The night featured three suites of music. As well as Gluck’s flute concerto the orchestra and choir performed Te Deum by Marc-Antonie Charpentier and finished with Mass in C minor by Wolfgang Admadeus Mozart. All were beautifully executed.
The first set of pieces by Charpentier introduced all the players and singers. The orchestra began the piece and the Florilegium Choir swiftly joined in.
The Florilegium Choir’s voices added another dimension to what any audience is usually used to seeing and hearing with a standard orchestra performance.
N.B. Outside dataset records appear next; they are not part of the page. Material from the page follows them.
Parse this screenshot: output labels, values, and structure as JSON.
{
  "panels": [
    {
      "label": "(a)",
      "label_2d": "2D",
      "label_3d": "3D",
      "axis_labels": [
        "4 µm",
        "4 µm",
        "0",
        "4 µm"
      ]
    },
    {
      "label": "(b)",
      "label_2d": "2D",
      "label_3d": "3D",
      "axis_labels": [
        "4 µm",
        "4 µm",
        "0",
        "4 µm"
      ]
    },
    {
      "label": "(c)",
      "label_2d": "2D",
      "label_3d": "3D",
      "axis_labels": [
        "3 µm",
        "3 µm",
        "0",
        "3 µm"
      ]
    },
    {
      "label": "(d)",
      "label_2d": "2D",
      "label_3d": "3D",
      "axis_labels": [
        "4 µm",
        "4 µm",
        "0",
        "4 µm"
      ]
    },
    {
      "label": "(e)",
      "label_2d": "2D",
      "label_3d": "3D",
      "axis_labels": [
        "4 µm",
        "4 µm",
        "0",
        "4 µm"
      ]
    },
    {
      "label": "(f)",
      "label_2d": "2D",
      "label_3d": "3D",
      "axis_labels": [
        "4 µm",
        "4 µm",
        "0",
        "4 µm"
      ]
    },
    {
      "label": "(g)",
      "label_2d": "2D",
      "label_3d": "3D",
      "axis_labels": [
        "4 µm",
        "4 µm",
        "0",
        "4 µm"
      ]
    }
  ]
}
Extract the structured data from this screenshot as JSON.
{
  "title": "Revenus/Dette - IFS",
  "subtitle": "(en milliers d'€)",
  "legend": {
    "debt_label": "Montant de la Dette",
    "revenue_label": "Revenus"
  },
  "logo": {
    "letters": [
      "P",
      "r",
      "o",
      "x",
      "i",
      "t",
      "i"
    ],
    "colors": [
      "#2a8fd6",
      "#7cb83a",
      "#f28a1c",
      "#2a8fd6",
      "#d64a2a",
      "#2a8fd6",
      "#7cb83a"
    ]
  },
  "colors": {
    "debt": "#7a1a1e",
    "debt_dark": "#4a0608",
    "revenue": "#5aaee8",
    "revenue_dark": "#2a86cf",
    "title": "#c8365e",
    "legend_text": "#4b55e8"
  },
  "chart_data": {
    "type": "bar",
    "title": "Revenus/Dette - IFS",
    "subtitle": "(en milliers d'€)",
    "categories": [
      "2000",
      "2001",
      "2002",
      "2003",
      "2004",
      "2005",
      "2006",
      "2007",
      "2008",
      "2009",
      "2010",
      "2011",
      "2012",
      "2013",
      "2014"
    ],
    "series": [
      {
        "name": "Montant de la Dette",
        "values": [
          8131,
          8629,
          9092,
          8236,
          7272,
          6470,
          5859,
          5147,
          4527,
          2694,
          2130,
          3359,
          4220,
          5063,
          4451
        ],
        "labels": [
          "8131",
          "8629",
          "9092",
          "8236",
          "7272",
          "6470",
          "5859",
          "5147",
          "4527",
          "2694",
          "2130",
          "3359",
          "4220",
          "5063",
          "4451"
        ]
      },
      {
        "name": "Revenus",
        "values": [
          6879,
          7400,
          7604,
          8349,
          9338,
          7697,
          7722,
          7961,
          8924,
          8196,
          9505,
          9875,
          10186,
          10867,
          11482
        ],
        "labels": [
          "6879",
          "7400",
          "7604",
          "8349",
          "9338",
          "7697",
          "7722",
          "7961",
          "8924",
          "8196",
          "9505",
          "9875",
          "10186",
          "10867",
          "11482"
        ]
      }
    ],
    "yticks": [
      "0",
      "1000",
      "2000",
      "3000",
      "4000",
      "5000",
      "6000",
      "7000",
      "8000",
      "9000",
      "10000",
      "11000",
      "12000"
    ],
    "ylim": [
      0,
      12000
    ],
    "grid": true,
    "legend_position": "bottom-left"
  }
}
This combination of instruments and voices was then enhanced by the sudden appearances of solo voices, which included sopranos, Elin Manahan Thomas and Helen-Jane Howells, bass-singer, Robert Davies and tenor, Nick Pritchard.
The choir and solo singers left the stage for the second set of pieces and Ashley Solomon wowed with his flute solo, although it did seem at times he should make the stand he was reading the music from a little higher.
For the third set of pieces the choir was brought back and the solo singers took front of stage, having been hidden at the back of the stage, behind the orchestra, during the Charpentier pieces.
The most impressive performer of the night was Elin Manahan Thomas. Thomas has a well-established and controlled voice and her high-pitch range, which almost made her sound like opera-like, was extremely impressive.